The only thing SMMU-specific about this seems to be the use of 
arm_smmu_find_master() to resolve the device, which could just as well 
be done upon submission anyway - why isn't this a generic IOMMU/IOPF 
mechanism?

> +
> +static int arm_smmu_sched_atc_recovery(struct arm_smmu_device *smmu, u32 sid)
> +{
> +	struct arm_smmu_atc_recovery_param *param;
> +
> +	param = kzalloc_obj(*param, GFP_ATOMIC);
> +	if (!param)
> +		return -ENOMEM;
> +	param->smmu = smmu;
> +	param->sid = sid;
> +
> +	INIT_WORK(&param->work, arm_smmu_atc_recovery_worker);
> +	queue_work(system_unbound_wq, &param->work);

Might it make more sense to have a single work item associated with the 
list_head and use the latter as an actual queue, such that the work runs 
until the list is empty, then here at submisison time we do the 
list_add() and schedule_work()? That could perhaps even be a global 
queue, since ATS timeouts can hardly be expected to be a 
highly-contended high-perfoamnce concern.

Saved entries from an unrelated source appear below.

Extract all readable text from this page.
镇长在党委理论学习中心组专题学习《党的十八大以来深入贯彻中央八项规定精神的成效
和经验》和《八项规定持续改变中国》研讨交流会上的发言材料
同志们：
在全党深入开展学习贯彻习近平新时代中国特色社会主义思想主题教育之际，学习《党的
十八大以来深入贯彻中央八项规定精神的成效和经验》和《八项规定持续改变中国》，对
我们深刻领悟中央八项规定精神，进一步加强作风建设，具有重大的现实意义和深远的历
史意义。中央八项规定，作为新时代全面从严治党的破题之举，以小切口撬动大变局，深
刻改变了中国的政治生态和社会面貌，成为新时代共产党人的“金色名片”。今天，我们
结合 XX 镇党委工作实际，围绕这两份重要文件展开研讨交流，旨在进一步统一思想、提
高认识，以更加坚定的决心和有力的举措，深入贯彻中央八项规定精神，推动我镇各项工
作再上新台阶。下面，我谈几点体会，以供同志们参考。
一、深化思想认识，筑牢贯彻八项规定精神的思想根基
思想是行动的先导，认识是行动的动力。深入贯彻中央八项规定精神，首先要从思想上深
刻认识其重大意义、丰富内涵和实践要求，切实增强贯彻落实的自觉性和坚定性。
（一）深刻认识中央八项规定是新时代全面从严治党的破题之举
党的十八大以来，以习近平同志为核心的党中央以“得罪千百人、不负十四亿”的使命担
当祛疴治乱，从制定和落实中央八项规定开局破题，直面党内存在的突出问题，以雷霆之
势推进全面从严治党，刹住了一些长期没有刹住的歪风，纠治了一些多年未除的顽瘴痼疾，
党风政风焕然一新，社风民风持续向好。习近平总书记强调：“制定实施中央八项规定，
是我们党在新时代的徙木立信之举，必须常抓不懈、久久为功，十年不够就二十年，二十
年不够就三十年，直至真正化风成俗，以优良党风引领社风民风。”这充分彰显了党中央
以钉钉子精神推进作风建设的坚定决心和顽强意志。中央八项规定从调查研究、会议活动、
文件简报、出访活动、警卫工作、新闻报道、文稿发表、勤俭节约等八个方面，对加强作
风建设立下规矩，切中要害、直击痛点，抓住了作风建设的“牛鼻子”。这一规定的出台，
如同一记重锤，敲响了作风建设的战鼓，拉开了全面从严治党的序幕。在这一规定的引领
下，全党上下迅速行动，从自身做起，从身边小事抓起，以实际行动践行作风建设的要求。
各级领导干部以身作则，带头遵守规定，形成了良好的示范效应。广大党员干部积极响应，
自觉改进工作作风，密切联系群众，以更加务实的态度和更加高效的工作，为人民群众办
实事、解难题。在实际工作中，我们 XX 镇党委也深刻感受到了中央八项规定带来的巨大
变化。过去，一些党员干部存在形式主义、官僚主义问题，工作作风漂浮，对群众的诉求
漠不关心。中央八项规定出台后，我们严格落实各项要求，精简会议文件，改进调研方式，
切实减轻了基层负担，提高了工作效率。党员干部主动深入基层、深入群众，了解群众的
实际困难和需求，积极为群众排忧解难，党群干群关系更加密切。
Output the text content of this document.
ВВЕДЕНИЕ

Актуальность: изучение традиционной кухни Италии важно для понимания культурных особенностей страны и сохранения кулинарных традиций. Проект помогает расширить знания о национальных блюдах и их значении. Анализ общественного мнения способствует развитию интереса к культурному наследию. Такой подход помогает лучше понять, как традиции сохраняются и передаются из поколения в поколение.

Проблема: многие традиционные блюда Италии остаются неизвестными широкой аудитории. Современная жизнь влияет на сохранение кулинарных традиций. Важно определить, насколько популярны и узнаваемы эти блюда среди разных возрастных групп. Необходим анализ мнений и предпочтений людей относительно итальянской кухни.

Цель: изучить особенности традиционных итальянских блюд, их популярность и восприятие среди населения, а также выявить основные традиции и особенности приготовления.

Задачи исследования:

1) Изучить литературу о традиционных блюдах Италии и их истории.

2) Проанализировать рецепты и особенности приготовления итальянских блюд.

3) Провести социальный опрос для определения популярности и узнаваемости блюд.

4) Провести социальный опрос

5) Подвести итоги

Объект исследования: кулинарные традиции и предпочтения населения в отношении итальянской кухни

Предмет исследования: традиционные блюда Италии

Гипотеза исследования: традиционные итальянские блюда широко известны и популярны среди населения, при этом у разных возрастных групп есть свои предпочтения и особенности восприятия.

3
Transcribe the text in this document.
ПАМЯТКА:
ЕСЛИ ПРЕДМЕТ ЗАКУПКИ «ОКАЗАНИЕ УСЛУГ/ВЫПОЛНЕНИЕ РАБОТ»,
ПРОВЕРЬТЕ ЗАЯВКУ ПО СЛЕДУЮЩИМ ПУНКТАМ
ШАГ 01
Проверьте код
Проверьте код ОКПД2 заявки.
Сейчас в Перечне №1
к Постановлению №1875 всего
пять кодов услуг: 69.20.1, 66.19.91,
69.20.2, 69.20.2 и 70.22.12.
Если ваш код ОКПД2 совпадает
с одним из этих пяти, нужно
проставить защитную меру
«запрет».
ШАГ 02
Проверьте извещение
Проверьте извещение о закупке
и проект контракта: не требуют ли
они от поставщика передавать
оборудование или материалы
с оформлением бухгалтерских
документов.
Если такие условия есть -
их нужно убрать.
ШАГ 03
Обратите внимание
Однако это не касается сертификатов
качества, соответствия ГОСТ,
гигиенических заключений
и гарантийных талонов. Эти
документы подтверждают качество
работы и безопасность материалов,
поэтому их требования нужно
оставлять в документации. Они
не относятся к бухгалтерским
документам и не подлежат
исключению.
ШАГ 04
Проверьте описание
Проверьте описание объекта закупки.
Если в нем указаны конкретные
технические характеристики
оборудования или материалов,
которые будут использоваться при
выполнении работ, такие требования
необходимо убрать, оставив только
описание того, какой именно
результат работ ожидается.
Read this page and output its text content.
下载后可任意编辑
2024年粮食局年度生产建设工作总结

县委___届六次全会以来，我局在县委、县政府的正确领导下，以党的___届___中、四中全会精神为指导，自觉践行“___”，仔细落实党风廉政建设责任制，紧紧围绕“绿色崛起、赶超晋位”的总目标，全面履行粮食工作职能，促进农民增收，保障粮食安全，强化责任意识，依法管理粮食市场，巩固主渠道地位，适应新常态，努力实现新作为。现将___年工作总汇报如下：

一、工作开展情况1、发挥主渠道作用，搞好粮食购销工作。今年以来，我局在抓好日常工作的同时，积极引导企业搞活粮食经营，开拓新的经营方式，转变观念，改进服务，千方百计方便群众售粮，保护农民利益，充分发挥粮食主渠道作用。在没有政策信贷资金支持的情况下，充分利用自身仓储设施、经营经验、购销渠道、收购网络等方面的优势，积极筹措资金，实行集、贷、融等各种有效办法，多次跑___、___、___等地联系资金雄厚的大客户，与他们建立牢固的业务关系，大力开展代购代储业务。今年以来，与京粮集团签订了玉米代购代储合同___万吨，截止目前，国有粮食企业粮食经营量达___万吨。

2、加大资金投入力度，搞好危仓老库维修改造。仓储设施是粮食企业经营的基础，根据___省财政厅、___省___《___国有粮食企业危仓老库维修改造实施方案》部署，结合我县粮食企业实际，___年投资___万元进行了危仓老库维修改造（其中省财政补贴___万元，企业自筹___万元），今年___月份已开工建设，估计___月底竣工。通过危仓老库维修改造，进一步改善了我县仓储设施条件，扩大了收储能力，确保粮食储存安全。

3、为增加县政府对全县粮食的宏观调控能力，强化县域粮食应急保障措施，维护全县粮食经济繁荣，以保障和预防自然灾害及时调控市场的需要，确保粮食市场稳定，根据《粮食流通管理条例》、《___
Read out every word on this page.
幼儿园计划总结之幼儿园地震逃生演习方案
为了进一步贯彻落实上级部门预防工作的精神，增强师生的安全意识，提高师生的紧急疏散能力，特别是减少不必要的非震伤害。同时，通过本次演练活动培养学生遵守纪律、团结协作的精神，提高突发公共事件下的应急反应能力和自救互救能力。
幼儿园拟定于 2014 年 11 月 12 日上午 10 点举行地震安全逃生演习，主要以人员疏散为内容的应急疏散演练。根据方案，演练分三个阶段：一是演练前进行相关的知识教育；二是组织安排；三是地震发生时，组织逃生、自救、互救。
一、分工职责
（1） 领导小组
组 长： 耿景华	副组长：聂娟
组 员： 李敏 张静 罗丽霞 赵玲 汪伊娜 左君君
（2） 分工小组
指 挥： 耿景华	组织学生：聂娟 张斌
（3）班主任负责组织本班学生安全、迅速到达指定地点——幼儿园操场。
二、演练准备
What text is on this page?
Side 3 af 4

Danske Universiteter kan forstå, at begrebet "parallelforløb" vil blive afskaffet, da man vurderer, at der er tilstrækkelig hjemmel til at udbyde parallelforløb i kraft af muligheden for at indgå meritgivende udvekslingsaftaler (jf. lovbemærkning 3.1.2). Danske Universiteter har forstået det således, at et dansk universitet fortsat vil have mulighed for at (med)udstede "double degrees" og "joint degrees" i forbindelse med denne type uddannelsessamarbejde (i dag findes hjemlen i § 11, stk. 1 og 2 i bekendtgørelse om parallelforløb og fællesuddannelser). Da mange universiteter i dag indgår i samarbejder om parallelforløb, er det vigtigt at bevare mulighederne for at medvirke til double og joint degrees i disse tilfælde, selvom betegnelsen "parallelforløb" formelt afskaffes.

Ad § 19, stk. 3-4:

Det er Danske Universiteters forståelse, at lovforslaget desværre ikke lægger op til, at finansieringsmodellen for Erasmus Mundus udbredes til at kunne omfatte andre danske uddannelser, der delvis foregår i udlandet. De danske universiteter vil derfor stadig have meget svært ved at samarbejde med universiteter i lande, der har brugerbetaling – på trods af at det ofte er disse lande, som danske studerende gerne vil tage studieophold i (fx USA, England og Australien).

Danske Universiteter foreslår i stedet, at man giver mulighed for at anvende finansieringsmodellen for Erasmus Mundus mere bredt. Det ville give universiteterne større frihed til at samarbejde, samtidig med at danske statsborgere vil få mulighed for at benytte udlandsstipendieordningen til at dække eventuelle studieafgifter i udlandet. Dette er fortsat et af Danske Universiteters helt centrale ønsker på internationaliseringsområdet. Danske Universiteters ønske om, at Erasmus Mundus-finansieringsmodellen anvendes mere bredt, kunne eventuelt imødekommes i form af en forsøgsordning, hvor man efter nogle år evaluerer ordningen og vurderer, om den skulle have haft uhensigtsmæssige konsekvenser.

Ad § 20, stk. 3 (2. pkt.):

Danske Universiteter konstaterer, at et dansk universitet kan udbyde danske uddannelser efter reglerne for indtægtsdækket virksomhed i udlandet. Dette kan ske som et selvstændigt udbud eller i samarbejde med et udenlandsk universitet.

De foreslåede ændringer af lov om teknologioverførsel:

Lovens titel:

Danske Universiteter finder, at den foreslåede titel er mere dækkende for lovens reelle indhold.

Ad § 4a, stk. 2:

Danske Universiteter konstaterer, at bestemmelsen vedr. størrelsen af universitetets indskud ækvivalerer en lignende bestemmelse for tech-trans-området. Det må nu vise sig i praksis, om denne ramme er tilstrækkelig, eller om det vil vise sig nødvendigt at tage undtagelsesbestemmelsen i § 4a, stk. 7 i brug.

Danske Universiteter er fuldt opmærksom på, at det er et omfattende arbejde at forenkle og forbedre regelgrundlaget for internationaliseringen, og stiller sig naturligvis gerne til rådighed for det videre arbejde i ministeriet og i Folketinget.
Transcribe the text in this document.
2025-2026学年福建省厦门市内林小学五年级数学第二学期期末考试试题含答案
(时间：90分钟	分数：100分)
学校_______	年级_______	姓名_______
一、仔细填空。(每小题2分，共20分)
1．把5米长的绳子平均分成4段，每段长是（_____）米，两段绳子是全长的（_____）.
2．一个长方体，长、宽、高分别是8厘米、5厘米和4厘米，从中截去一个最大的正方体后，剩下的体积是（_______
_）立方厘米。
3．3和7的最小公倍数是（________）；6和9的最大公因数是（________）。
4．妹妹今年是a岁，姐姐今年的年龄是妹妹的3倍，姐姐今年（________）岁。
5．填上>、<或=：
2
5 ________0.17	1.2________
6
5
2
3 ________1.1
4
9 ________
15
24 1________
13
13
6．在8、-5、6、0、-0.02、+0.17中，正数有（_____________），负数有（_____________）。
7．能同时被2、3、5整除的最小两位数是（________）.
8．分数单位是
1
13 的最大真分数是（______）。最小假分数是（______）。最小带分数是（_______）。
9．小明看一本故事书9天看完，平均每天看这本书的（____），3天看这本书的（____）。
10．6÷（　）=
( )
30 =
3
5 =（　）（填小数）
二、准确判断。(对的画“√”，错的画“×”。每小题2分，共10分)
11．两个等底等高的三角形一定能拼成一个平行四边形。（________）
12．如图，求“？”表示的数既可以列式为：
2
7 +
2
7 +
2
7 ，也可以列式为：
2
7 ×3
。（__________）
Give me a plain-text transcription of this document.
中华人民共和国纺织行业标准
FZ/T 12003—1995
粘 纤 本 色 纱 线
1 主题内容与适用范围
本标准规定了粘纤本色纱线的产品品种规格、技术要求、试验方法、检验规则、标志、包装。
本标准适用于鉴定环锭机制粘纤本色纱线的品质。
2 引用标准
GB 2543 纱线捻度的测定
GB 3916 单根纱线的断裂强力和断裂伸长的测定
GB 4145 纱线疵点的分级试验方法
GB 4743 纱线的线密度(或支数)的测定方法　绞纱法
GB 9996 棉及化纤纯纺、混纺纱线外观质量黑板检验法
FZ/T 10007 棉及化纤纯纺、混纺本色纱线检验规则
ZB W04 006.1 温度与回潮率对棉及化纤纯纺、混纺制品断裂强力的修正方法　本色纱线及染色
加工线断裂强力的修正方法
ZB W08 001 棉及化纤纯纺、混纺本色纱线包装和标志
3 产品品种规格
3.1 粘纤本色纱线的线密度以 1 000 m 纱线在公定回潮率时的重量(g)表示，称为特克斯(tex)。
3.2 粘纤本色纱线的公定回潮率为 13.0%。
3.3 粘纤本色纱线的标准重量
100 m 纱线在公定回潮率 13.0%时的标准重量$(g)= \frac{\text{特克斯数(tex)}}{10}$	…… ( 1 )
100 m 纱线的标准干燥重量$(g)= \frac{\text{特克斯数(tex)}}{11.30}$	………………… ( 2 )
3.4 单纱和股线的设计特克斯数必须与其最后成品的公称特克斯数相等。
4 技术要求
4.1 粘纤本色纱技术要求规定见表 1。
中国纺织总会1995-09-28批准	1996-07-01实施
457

Right now it seems the list is barely doing anything - a "deduplication" 
mechanism that only works if multiple resets for the same device happen 
to have their work scheduled concurrently seems pretty ineffective.

> +	return 0;
> +}
> +
>   void __arm_smmu_cmdq_skip_err(struct arm_smmu_device *smmu,
>   			      struct arm_smmu_cmdq *cmdq)
>   {
> @@ -441,11 +541,10 @@ void __arm_smmu_cmdq_skip_err(struct arm_smmu_device *smmu,
>   	case CMDQ_ERR_CERROR_ATC_INV_IDX:
>   		/*
>   		 * ATC Invalidation Completion timeout. CONS is still pointing
> -		 * at the CMD_SYNC. Attempt to complete other pending commands
> -		 * by repeating the CMD_SYNC, though we might well end up back
> -		 * here since the ATC invalidation may still be pending.
> +		 * at the CMD_SYNC. Rewind it to read the ATC_INV command.
>   		 */
> -		return;
> +		cons = queue_prev_cons(&q->llq, cons);
> +		fallthrough;
>   	case CMDQ_ERR_CERROR_ILL_IDX:
>   	default:
>   		break;
> @@ -456,6 +555,27 @@ void __arm_smmu_cmdq_skip_err(struct arm_smmu_device *smmu,
>   	 * not to touch any of the shadow cmdq state.
>   	 */
>   	queue_read(cmd, Q_ENT(q, cons), q->ent_dwords);
> +
> +	if (idx == CMDQ_ERR_CERROR_ATC_INV_IDX) {
> +		/*
> +		 * Since commands can be issued in batch making it difficult to
> +		 * identify which CMDQ_OP_ATC_INV actually timed out, the driver
> +		 * must ensure only CMDQ_OP_ATC_INV commands for the same device
> +		 * can be batched.

But this *is* "the driver" - arm_smmu_atc_inv_domain() is literally 
further down this same C file, and does not do what this comment is 
saying it must do, so how are you expecting this to work correctly?

Thanks,
Robin.

> +		 */
> +		WARN_ON(FIELD_GET(CMDQ_0_OP, cmd[0]) != CMDQ_OP_ATC_INV);
> +
> +		/*
> +		 * If we failed to schedule a recovery worker, we would well end
> +		 * up back here since the ATC invalidation may still be pending.
> +		 * This gives us another chance to reschedule a recovery worker.
> +		 */
> +		arm_smmu_sched_atc_recovery(smmu,
> +					    FIELD_GET(CMDQ_ATC_0_SID, cmd[0]));
> +		return;
> +	}
> +
> +	/* idx == CMDQ_ERR_CERROR_ILL_IDX */
>   	dev_err(smmu->dev, "skipping command in error state:\n");
>   	for (i = 0; i < ARRAY_SIZE(cmd); ++i)
>   		dev_err(smmu->dev, "\t0x%016llx\n", (unsigned long long)cmd[i]);
> @@ -3942,6 +4062,9 @@ static int arm_smmu_init_structures(struct arm_smmu_device *smmu)
>   {
>   	int ret;
>   
> +	INIT_LIST_HEAD(&smmu->atc_recovery.list);
> +	spin_lock_init(&smmu->atc_recovery.lock);
> +
>   	mutex_init(&smmu->streams_mutex);
>   	smmu->streams = RB_ROOT;
>